Metodo Frieda: sapere come stanno i capelli corti senza tagliarli

Il tanto amato capello corto non può stare bene a tutte, Frieda spiega come sapere se il taglio si può fare prima di agire

I capelli corti: quando la moda chiama, le donne rispondono. Avere una chioma sempre di tendenza, ma allo stesso tempo in ordine e in linea con il proprio viso, può risultare quasi un’utopia. Il problema è molto semplice: i tagli corti non stanno bene a tutte. Sulla carta patinata si vedono delle ragazze molto belle, con tagli corti da far invidia a tutte. Però per strada si vedono certe oscenità da far letteralmente mettere le mani nei capelli. Si sa che i caschetti, i bob, i pixie cut non stanno bene a tutte. I capelli corti solitamente hanno un target preciso: rappresentano quelle donne coraggiose, sicure di sé, quelle che hanno deciso di dare un taglio netto alla loro vita e in questo caso alla propria chioma. Prima di arrivare a questo punto bisogna agire con molta attenzione, e soprattutto pensarci molto bene. Chiedere consigli al proprio parrucchiere di fiducia non è un cattivo inizio.

Bisogna ricordare che un taglio corto può valorizzare il viso ma allo stesso tempo mettere in evidenza alcuni difetti. Proprio per evitare tutti questi dubbi e di vedere in giro certe oscenità, alcuni professionisti del settore hanno cercato di studiare un metodo per facilitare le proprie clienti nella scelta del taglio. Il parrucchiere John Frieda ha messo a punto una tecnica infallibile per sapere se i capelli corti stanno bene, il tutto senza averli ancora tagliati. Basta avere con sé una matita e un piccolo righello. Frieda, prima di elaborare questa tecnica ha effettuato alcuni studi approfonditi tra diversi volti e diverse acconciature, in modo particolare si è focalizzato sull’angolo della mascella, per comprendere se un viso si adatta più a un taglio corto o a uno lungo.

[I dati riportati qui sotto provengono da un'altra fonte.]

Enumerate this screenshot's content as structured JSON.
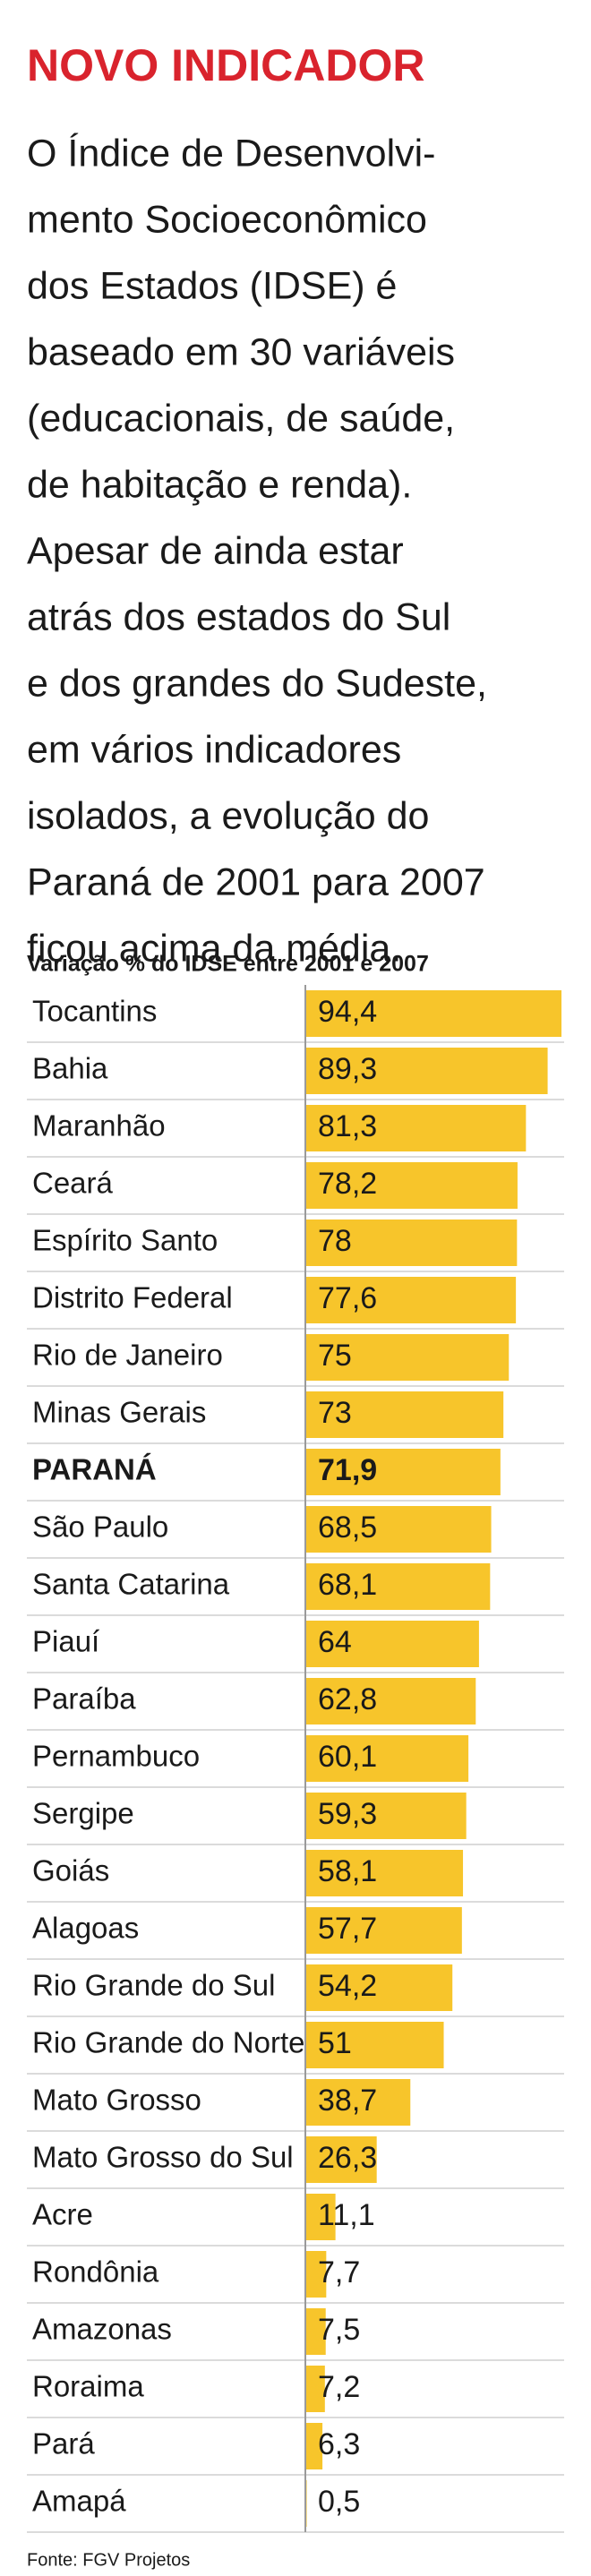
{
  "header": {
    "title": "NOVO INDICADOR",
    "lines": [
      "O Índice de Desenvolvi-",
      "mento Socioeconômico",
      "dos Estados (IDSE) é",
      "baseado em 30 variáveis",
      "(educacionais, de saúde,",
      "de habitação e renda).",
      "Apesar de ainda estar",
      "atrás dos estados do Sul",
      "e dos grandes do Sudeste,",
      "em vários indicadores",
      "isolados, a evolução do",
      "Paraná de 2001 para 2007",
      "ficou acima da média."
    ]
  },
  "chart_data": {
    "type": "bar",
    "orientation": "horizontal",
    "subtitle": "Variação % do IDSE entre 2001 e 2007",
    "categories": [
      "Tocantins",
      "Bahia",
      "Maranhão",
      "Ceará",
      "Espírito Santo",
      "Distrito Federal",
      "Rio de Janeiro",
      "Minas Gerais",
      "PARANÁ",
      "São Paulo",
      "Santa Catarina",
      "Piauí",
      "Paraíba",
      "Pernambuco",
      "Sergipe",
      "Goiás",
      "Alagoas",
      "Rio Grande do Sul",
      "Rio Grande do Norte",
      "Mato Grosso",
      "Mato Grosso do Sul",
      "Acre",
      "Rondônia",
      "Amazonas",
      "Roraima",
      "Pará",
      "Amapá"
    ],
    "values": [
      94.4,
      89.3,
      81.3,
      78.2,
      78,
      77.6,
      75,
      73,
      71.9,
      68.5,
      68.1,
      64,
      62.8,
      60.1,
      59.3,
      58.1,
      57.7,
      54.2,
      51,
      38.7,
      26.3,
      11.1,
      7.7,
      7.5,
      7.2,
      6.3,
      0.5
    ],
    "value_labels": [
      "94,4",
      "89,3",
      "81,3",
      "78,2",
      "78",
      "77,6",
      "75",
      "73",
      "71,9",
      "68,5",
      "68,1",
      "64",
      "62,8",
      "60,1",
      "59,3",
      "58,1",
      "57,7",
      "54,2",
      "51",
      "38,7",
      "26,3",
      "11,1",
      "7,7",
      "7,5",
      "7,2",
      "6,3",
      "0,5"
    ],
    "color": "#f7c52b",
    "highlight_index": 8,
    "source": "Fonte: FGV Projetos"
  }
}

Mettere in pratica questa tecnica è molto semplice. Si prende una matita e si mette orizzontalmente sotto il mento; poi il righello si posiziona in verticale sotto l’orecchio. Nel punto in cui i due elementi s’intersecano, si prendono le misure. Se sono inferiori ai 5,7 centimetri, il soggetto è adatto a un taglio corto. In caso contrario è preferibile optare per un taglio lungo. In questa maniera si possono evitare danni, crisi isteriche e giorni, se non settimane, di segregazione domestica.